When it rains, it pours. Right after we discovered that our website hosting company had lost our entire new website, another website glitch appeared and our members were notified that they were no longer members. That was wrong. An error.

A big error of unknown causes, although we think it had something to do with the software deciding that old data just wasn’t real anymore.

We do have a new hosting company and are putting the new website back together. Not surprisingly, it’s complex. Our highest priority is making sure that the membership software is working. A couple of people have been able to log in and join, but there’s editing to do everywhere. On the membership page,  it still says 2020, for example. Thank you for hanging in with us.

Fold3 — the Ancestry-owned military database — is offering a 25 percent reduction on its annual membership,  reduced to $59.95. No word on how long it will be available.

We continue to be big fans of the Legacy Family Tree Webinars. Here’s their top 10 March webinars, with links:

FamilySearch.org – 10 Links You Have to Try by Devin Ashby

British Genealogy Online: The Top English & Welsh Family History Websites by Rick Crume

An Introduction to DNA Painter by Jonny Perl

Polish genealogy online – portals and databases by Kinga Urbańska

‘What are the Odds?’ An online tool that can help solve DNA puzzles by Jonny Perl

Why are Parent/Sibling DNA Comparisons so Confusing? (TechZone) by Michelle Leonard

How to locate an ancestor in Ontario, Canada West or Upper Canada (when you don’t know where they lived) by Janice Nickerson

Researching Ancestral Locations in Prussian Genealogy Records by Nancy E. Loe, MA, MLS

Four ways DNA Painter can help with your family history research by Jonny Perl

Reporting on Research: Standards Encourage Better Communication by Nancy A. Peters, CG, CGL

The 1950 Census is coming.

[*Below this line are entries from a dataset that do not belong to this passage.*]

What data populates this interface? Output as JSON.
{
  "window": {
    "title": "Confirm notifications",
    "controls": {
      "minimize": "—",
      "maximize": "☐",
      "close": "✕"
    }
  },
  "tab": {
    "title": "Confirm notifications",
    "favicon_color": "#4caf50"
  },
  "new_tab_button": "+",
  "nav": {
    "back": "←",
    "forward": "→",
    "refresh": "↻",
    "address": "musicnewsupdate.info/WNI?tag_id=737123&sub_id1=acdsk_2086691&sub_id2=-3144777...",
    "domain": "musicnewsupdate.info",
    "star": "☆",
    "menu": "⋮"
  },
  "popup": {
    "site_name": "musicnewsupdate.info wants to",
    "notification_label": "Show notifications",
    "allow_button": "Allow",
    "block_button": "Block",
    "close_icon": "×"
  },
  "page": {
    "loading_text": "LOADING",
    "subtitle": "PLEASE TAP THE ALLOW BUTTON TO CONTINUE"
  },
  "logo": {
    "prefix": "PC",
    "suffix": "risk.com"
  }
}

It will be released on April 1 of next year.  How can you maximize your research?   You can help with transcriptions at the National Archives or Ancestry,  and other genealogical sites.

Member Gayle Boyce sent us a cheat sheet on using Family Search she got from another meeting.  There are bound to be new items on it  (attached here)

If you’re interested in the family histories,  memoirs and genealogies at the German Texas Heritage Society,   board member Margo Blevins at their office would like to hear from you about how they can make those properties more accessible.